Speech Enhancement Using Deep Neural Networks


Authors : V. Sudha Rani; Dr. A. N. Satyanrayana; Aroju Santhosh; Maliha; Erravelly Sricharan

Volume/Issue : Volume 9 - 2024, Issue 4 - April

Google Scholar : https://tinyurl.com/mtzm7rfm

Scribd : https://tinyurl.com/mr22syrr

DOI : https://doi.org/10.38124/ijisrt/IJISRT24APR2694

Abstract : A comprehensive study is conducted to enhance audio quality in challenging noisy environments, departing from conventional approaches that target specific sound components. This paper focuses on a modified U-Net architecture integrat- ing broader audio features and implementing a probabilistic framework for direct spectral content reconstruction. Multiple variants of this system were rigorously tested across diverse noise levels and reverberation conditions, with performance evaluation conducted using objective metrics such as SDR, signal-to-noise ratio, evaluation of voice, and intelligibility scores.
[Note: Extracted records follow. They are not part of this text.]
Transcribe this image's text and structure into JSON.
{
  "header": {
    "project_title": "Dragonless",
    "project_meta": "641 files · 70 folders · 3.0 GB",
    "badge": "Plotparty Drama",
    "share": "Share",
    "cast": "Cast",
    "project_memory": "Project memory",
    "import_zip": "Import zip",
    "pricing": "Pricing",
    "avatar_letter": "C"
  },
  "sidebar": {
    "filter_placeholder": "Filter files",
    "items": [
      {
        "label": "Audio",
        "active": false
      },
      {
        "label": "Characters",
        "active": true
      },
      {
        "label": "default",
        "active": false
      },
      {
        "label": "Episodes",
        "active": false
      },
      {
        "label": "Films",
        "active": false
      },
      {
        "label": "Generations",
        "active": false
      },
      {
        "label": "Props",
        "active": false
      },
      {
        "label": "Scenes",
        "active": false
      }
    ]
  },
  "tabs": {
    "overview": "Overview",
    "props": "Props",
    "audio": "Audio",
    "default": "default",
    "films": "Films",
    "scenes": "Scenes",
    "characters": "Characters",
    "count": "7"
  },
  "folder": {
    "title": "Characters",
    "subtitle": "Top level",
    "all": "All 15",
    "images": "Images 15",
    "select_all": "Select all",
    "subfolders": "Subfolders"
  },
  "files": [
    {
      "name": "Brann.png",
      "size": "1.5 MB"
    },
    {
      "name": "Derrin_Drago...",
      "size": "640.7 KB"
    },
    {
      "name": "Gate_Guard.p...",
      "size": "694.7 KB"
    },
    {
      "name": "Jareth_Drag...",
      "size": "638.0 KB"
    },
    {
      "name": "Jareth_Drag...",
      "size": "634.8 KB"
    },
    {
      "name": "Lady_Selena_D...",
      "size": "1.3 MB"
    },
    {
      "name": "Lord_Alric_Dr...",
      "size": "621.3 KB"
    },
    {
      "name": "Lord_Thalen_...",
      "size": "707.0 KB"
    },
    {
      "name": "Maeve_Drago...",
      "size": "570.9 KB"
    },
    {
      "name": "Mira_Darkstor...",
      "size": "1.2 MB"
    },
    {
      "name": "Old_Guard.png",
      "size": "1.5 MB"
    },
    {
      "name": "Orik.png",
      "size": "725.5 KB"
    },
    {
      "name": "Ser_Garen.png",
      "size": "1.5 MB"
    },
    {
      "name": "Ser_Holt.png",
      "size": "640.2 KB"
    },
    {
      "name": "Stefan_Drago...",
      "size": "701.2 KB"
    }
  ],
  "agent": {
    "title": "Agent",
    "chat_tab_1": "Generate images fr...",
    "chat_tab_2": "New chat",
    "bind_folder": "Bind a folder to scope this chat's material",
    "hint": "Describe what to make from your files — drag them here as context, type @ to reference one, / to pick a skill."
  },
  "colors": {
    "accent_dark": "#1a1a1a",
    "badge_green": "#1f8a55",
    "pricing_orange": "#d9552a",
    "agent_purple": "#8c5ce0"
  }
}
The paper demonstrates that proposed enhanced U-Net architecture, characterized by strategically designed connections within its structure, consistently outperforms traditional audio enhancement methods across a range of noise scenarios. Notably,the improvements in audio quality were most pronounced in highly reverberant environments, where conventional techniques often struggle to deliver satisfactory results. These results high- light the effectiveness of our novel approach in significantly enhancing audio fidelity and intelligibility, particularly in real- world noisy conditions.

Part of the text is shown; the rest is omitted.